Mis ojos se han acostumbrado a la luz,
miro a la ventana luminosa que se abre
al parque y mis ojos parecen aceptar esa intensidad
que había olvidado y que a regañadientes acoge.
Antes —en un antes menor de dos años—
la luz que hería de costumbre mis pupilas
era menor, más sombría, menos generosa.
Como inciso a este escrito decir que en Los Bermejales
vivía en un primero que daba a unos balcones —los ojos
estaban cortados en su deseo de espacio y con ello
de luz.
Ahora —en un ahora rutilante y espléndido—
mis ojos dan a un verdor constante y a un horizonte
lejano y extenso.

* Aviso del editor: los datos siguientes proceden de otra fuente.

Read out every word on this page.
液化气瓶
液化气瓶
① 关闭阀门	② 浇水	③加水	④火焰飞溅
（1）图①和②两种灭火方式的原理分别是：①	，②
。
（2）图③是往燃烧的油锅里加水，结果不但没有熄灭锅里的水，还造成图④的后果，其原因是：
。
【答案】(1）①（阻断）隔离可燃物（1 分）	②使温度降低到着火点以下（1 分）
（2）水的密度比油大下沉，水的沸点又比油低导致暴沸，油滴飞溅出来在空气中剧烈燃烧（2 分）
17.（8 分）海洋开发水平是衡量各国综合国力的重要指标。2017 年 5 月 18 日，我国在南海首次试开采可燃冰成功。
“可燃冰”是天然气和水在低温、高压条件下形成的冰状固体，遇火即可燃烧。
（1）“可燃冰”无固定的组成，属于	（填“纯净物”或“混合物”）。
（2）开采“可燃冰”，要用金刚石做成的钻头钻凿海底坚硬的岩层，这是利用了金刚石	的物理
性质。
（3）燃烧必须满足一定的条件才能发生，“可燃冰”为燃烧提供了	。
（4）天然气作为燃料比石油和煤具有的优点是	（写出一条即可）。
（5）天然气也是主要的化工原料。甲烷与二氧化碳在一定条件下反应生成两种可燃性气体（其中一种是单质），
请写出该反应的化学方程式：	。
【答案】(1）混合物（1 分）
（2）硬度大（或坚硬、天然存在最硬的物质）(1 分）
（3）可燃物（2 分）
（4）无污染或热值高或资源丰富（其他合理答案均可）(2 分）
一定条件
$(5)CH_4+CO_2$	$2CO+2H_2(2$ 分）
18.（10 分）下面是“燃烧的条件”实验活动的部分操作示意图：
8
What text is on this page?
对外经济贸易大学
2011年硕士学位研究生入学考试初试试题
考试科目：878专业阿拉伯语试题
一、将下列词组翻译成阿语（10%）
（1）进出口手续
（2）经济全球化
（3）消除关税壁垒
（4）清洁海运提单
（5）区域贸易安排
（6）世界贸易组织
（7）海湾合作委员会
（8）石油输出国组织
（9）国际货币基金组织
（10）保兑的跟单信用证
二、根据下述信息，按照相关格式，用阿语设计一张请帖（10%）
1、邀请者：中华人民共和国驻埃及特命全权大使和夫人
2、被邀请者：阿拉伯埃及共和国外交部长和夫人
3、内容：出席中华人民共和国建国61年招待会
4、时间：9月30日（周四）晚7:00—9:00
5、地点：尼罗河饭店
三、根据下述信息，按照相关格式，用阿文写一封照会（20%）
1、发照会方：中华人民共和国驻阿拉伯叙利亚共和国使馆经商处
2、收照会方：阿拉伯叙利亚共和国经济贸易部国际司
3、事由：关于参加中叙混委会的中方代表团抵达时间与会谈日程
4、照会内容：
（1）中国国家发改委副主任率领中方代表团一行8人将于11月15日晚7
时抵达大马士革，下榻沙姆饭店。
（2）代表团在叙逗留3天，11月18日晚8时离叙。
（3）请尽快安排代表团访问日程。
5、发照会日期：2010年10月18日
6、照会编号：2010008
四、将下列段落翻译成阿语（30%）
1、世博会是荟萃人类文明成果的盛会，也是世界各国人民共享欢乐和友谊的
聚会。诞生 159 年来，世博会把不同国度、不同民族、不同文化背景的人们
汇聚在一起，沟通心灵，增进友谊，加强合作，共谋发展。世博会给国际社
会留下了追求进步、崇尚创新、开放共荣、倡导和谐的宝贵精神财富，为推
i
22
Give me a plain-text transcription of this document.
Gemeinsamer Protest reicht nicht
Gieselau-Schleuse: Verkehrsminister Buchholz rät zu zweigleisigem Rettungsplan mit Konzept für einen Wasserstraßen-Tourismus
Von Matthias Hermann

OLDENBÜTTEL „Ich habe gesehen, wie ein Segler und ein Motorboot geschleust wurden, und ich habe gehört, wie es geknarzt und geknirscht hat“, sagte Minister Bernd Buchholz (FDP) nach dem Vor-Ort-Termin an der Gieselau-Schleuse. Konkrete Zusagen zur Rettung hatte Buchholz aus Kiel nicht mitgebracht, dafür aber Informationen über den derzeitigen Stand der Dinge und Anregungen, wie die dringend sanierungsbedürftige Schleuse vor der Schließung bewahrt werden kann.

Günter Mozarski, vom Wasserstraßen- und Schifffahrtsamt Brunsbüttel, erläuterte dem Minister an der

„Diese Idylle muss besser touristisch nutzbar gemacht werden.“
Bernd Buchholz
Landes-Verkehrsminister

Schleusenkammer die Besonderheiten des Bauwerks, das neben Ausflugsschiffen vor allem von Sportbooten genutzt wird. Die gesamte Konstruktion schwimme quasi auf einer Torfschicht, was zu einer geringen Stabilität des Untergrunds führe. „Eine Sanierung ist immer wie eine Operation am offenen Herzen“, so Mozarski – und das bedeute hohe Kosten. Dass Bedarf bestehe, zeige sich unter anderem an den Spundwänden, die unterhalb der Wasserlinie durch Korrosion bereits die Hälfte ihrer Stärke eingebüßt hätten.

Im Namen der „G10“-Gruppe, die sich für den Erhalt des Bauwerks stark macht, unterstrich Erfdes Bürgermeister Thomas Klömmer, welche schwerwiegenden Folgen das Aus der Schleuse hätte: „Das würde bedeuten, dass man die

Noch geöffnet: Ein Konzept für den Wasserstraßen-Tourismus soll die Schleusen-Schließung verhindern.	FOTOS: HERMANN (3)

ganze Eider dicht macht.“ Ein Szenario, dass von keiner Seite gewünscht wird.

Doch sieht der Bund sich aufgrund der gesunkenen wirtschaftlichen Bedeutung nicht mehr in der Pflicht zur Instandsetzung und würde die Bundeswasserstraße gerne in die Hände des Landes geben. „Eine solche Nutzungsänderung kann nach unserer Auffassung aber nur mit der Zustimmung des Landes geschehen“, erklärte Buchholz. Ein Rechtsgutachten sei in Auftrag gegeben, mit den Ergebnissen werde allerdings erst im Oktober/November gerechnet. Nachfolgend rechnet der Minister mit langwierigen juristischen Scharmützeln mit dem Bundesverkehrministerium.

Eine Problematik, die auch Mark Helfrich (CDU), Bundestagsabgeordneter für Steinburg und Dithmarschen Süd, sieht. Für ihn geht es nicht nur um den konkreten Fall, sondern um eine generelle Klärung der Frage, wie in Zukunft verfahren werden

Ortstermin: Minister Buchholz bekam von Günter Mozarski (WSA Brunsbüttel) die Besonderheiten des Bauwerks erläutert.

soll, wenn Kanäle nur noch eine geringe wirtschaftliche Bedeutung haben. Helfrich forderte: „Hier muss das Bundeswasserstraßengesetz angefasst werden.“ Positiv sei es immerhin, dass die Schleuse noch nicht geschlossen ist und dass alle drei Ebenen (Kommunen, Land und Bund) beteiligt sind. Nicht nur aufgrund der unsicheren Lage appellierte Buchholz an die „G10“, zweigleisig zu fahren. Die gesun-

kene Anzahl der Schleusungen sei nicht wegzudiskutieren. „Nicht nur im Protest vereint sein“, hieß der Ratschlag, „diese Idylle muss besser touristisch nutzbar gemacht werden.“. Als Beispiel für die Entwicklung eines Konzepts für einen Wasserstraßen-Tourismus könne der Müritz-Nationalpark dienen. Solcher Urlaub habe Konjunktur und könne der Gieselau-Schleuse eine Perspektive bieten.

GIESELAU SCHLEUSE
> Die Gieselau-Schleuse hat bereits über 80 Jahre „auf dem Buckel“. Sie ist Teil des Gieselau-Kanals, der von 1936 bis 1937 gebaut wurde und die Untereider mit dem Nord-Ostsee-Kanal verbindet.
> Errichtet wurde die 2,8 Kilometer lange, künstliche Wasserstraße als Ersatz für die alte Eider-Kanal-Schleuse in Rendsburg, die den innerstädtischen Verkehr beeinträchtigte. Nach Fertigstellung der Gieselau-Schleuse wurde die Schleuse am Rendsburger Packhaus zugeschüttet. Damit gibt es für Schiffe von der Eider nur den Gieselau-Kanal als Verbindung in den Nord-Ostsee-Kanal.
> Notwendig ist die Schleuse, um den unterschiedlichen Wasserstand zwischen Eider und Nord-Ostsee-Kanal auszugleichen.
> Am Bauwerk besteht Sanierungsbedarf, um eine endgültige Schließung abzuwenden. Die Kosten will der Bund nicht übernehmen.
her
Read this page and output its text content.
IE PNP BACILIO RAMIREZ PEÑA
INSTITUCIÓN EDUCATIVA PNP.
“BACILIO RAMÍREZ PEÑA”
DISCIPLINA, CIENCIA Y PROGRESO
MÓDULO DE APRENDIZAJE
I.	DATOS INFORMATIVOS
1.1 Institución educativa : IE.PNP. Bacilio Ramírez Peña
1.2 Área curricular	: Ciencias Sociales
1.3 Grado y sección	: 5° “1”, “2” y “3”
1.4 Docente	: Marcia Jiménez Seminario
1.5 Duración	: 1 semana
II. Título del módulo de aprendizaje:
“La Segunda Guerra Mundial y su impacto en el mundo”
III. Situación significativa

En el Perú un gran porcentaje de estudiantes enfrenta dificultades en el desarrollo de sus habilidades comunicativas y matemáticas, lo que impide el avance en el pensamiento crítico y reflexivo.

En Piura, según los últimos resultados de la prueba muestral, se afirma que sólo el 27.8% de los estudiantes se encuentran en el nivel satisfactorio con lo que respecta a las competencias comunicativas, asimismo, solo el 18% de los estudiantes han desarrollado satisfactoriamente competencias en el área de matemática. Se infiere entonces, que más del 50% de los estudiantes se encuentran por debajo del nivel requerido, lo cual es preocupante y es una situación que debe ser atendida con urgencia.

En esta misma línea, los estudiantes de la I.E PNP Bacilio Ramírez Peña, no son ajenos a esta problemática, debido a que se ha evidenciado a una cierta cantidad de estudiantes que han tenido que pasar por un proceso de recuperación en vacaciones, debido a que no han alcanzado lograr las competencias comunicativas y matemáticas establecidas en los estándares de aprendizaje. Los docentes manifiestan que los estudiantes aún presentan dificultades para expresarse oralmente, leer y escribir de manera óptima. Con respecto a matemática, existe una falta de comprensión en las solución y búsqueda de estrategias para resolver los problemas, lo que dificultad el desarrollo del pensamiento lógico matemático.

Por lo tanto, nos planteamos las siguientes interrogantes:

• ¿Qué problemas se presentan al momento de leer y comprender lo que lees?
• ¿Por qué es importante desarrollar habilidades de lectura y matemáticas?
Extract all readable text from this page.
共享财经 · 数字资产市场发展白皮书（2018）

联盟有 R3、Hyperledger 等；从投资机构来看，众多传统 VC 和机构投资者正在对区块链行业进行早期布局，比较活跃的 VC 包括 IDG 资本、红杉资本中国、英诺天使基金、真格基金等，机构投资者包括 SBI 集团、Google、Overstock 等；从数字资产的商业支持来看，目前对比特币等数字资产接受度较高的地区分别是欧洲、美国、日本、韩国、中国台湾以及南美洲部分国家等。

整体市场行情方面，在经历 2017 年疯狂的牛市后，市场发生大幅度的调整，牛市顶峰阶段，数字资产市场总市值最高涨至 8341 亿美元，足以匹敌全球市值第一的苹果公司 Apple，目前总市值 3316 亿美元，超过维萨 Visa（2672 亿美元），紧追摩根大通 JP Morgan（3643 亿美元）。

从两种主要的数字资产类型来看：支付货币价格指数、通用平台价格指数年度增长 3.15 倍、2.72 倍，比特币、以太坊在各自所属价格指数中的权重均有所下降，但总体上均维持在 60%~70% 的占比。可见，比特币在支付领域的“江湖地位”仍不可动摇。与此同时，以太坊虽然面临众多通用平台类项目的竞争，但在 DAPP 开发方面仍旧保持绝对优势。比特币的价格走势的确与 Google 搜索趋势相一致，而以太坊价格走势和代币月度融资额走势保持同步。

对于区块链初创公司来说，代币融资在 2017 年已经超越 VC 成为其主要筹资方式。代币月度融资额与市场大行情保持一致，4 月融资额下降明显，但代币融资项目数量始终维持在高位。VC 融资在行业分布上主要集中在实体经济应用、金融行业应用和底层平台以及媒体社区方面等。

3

Decir que veo desde la ventana
de la cocina a la que llamo mi señora: La Giralda.
Voy a intentar ser un poco más poético:
—a ver qué sale—
—como veis, abuso de la raya, como le pasaba
a mi Emily Dickinson en sus reuniones consigo misma
en el fondo de su oscura habitación—.
Abro los ojos, abro la ventana.
Abro la mente a la luz,
a una luz intensa, sevillana.
Me dejo penetrar de ella
hasta el último rincón de mi casa.
Abro mi corazón, que late, remansa
la sangre y se coagula la desgana,
cierro el miedo que acude con trampa
y le pongo cerco, policía y guadaña.
Con la mente limpia de nubarrones
acometo glorioso la mañana:
carrera matutina para liberar musarañas,
desayuno tranquilo, al son de mis latidos,
recoger la casa de alimañas y disfrutar
de un asueto a base de libros y castañas,
cacahuetes, alfajores y avellanas
hasta que ahíto de placer cese... de ganas.
Me dispongo al trabajo y cierro el quiosco.
Salgo y tras de mí la puerta me dice goodbye.
Mañana será otro día, igual de precioso y pleno.